これが、数年前に初めてこの本を読んでみようと思った動機。
エッセンシャル思考とは
「エッセンシャル」とは、本質的であり、絶対に欠かせないこと。
エッセンシャル思考は、少ない労力でより良い成果を出すこと。
そのためには、
- 普段の業務や生活から多くのタスクを削ぎ落とす。
- 降りかかる多くのタスクの増幅を予防する。
- 一番重要なこと(エッセンス)を見極める。
- その大きな成果や価値に向かって突っ走る。
そういったエッセンシャル思考になるための徹底した考え方、習慣、行動の方法論を応用することができ、この時は非常に役に立ちました。
今思えば、ここ数年よく聞く「断捨離」にも通じる、ミニマリスト的な思想にも近い。
クローゼットにある今後着るか着ないかわからない服へのバイアスの払い方についてのたとえ話なども文中に出てくるし。
そして、このエッセンシャル思考を応用して、頭の中で周回する惑星たちにストップをかけてみました。
Webディレクターの商品価値(本質)
エッセンシャル思考を踏まえ、Webディレクターという役割の本質を見極め、絞り込む。
文中に、Linkedinのディレクターが行なった「逆プロトタイプ」という手法が紹介されていました。
やって(作って)結果を素早く検証するプロトタイピングの逆、どんどんやらないことで、それらが現在必要なことであったかを検証する方法。
自分も、やらなければいけないと思っていてことをやめてみたら、案外やらなくて大丈夫だったことに気づかされるのでは。
いっぱしのWebディレクターがマスターしなければならないと思われるスキルセットをリストアップして検証してみたところ、マーケティングはマーケター、アクセス解析はアナリスト、UXはUXデザイナーというようにディレクターでなくとも賄える本職種がはっきりとわかってきました(最初からわかっていた筈だったのに)。
なんとも当然な結果に驚いた。何かをとるなら何かを捨てなければならないトレードオフというシンプルな考え方。
そして最後にどうしても捨てきれなかったのがプロジェクトのマネジメント。
進行力と管理力こそがWebディレクターの商品価値。
自分はディレクターとして、メンバーをアサインするということを忘れ、全てのスキルを一気に体得しようとしていたことに気づく。
この本の章毎に常々要約されているエッセンシャル思考の人と非エッセンシャル思考の人との比較を見ると、自分はもろに非エッセンシャル思考型の人間だったのでありました。
Webディレクターには付加価値も必要
とはいえ、進行管理一辺倒のWebディレクターでは売れっ子ディレクターにはなれない。また、自分がWebディレクターの守備範囲のことで迷子のなったのはなぜか?
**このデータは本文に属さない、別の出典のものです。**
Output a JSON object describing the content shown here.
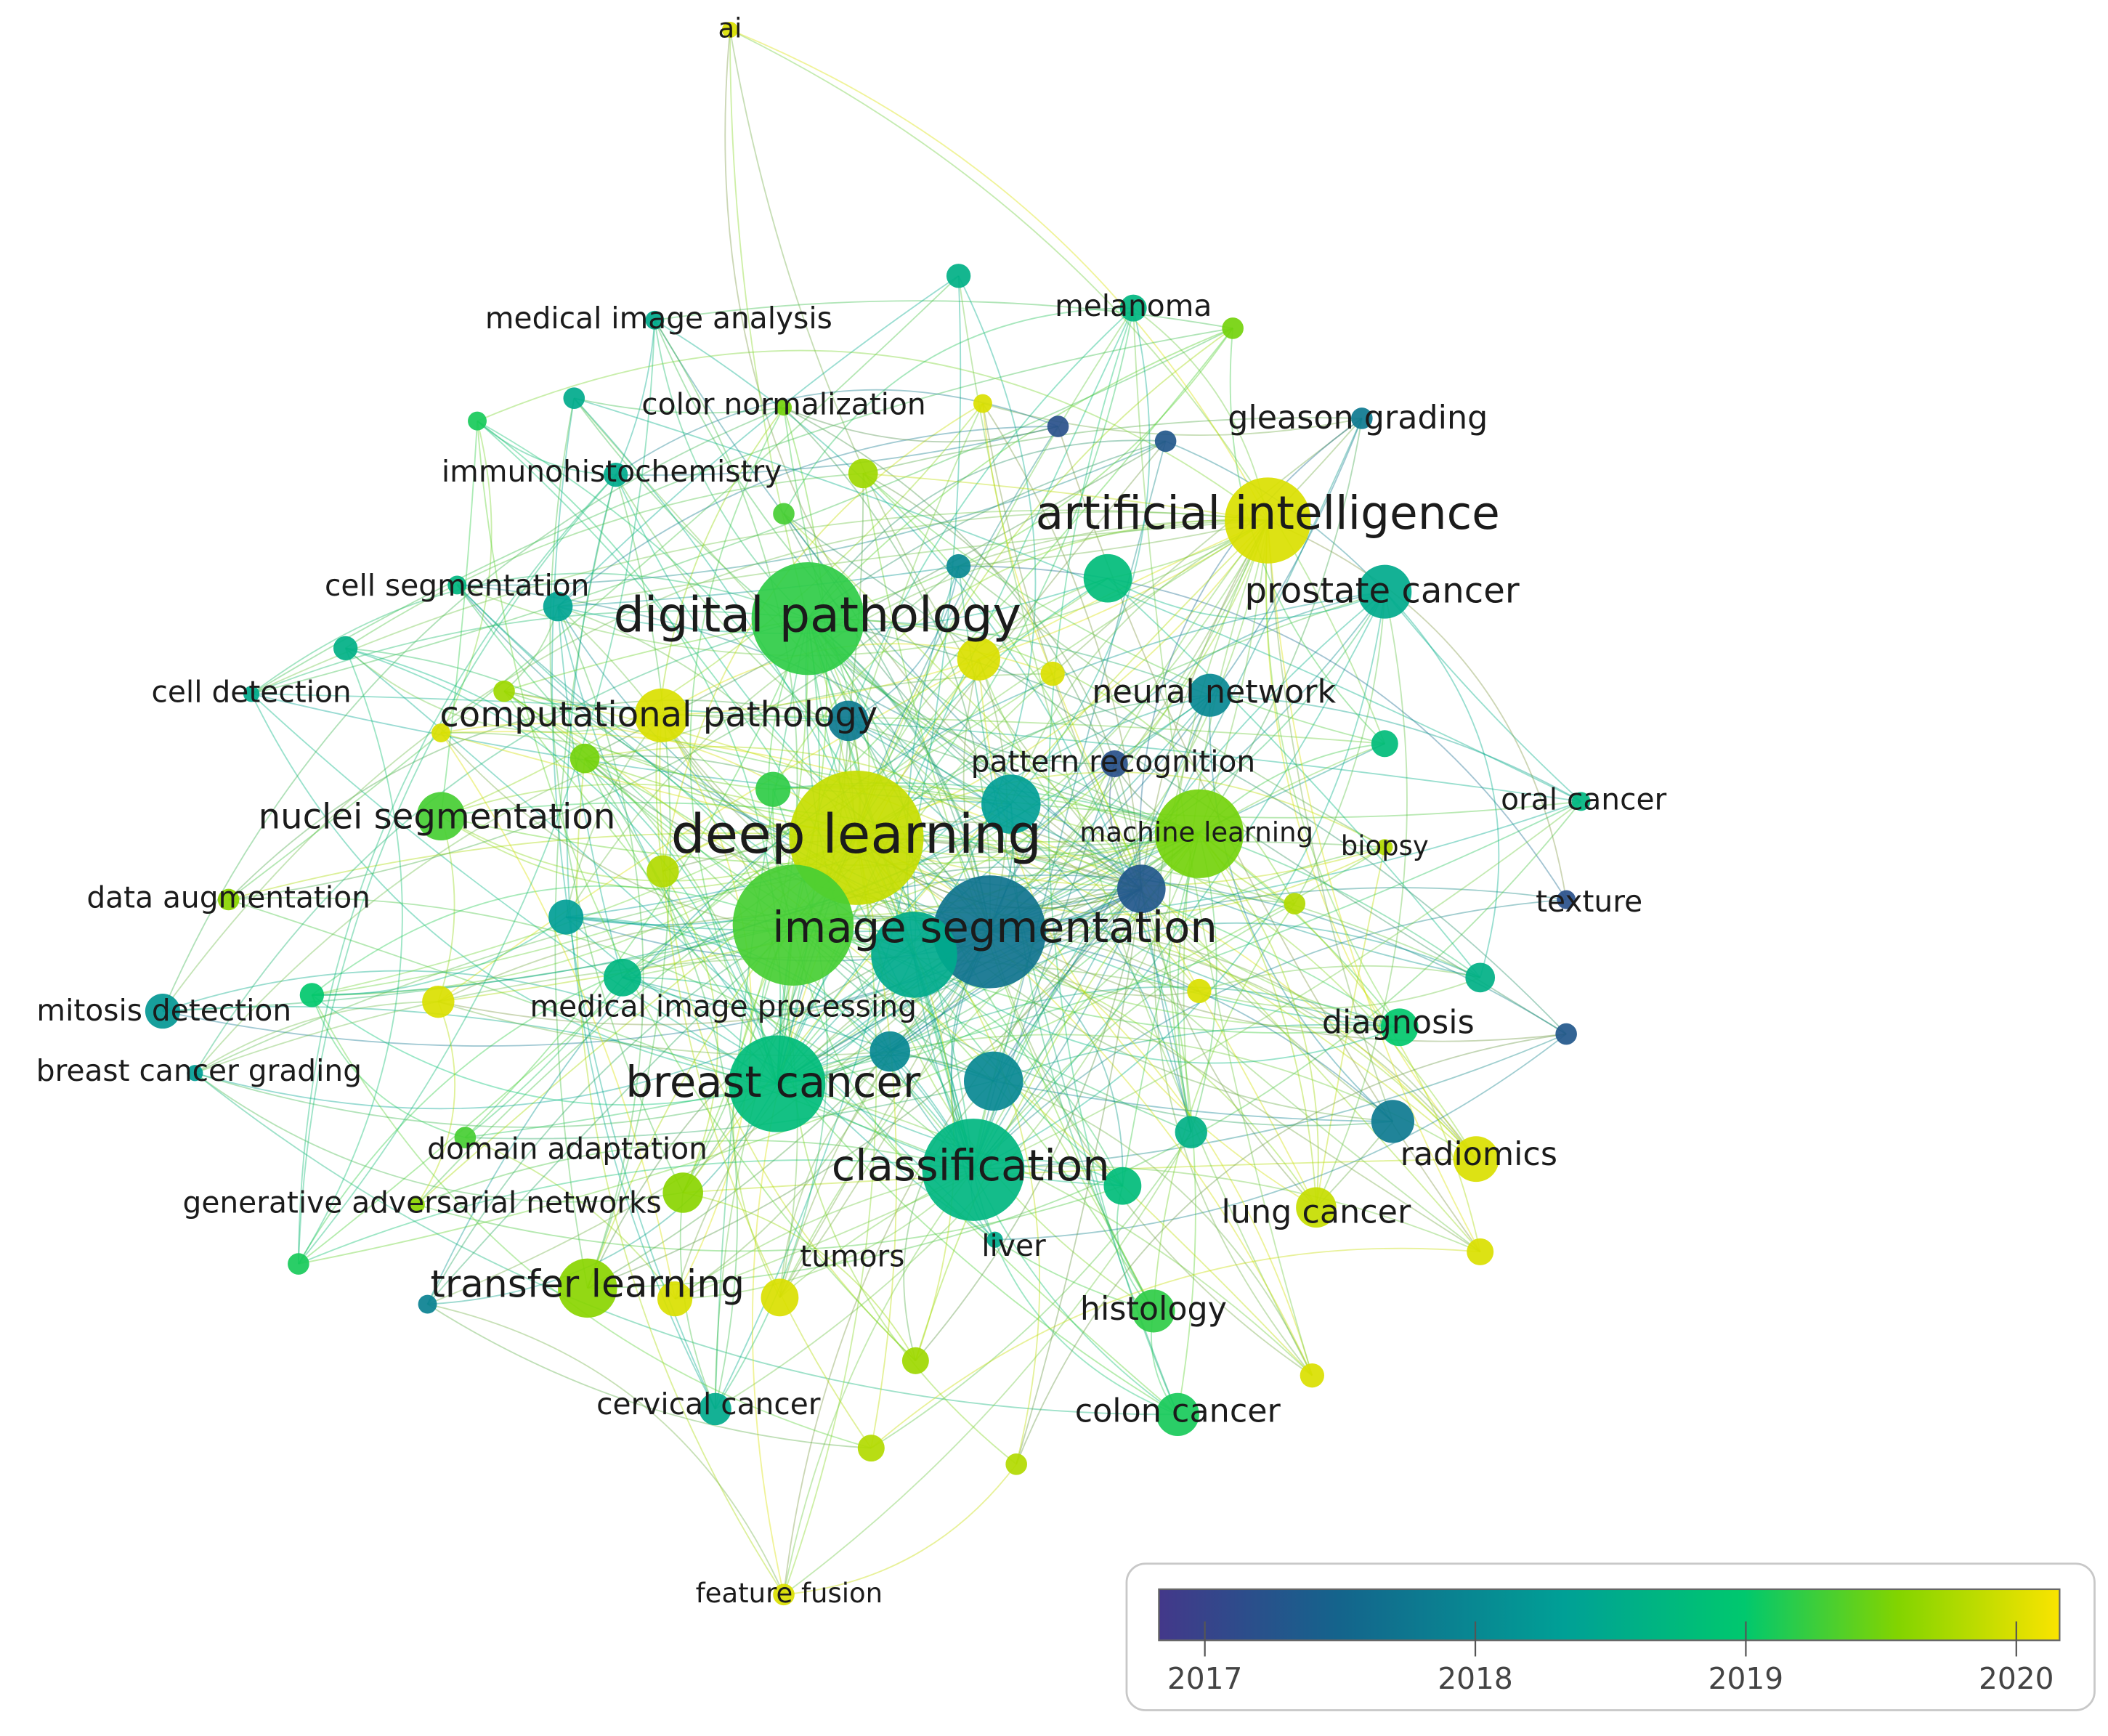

進行管理は円滑に進められることがなによりも好ましい。そのためにプロジェクトマネジメントを学び、スケジュールの引き方、要件定義、ステークホルダーの重要性などを学ぶ。ここまではなんとなくディレクターっぽい。
しかし、事業戦略のためのマーケティングツール「Webサイト」制作のディレクションを円滑に進めて行く中で、クライアントやマーケターとやりとりするためのSEOを含むマーケティングの知識が必要になってくる。
クライアントとディレクターが実装したい機能があれば、エンジニア、PM、PLに説明ができて、さらにフィードバックを理解するための技術知識が必要となってくる。
これらに事例はすべてディレクターの商品価値である進行管理を円滑に進めて行くために生まれる付加価値であると考えます。
この付加価値の必要性は、担当する案件の目的、予算、スケジュール、スコープによって決まります。
世間のディレクターがあれもできてこれも詳しいからといって、あらゆる付加価値を一挙に習得しようとせず、やらないことを切り捨て、まずが本質をしっかり習得することが大事だと思いました。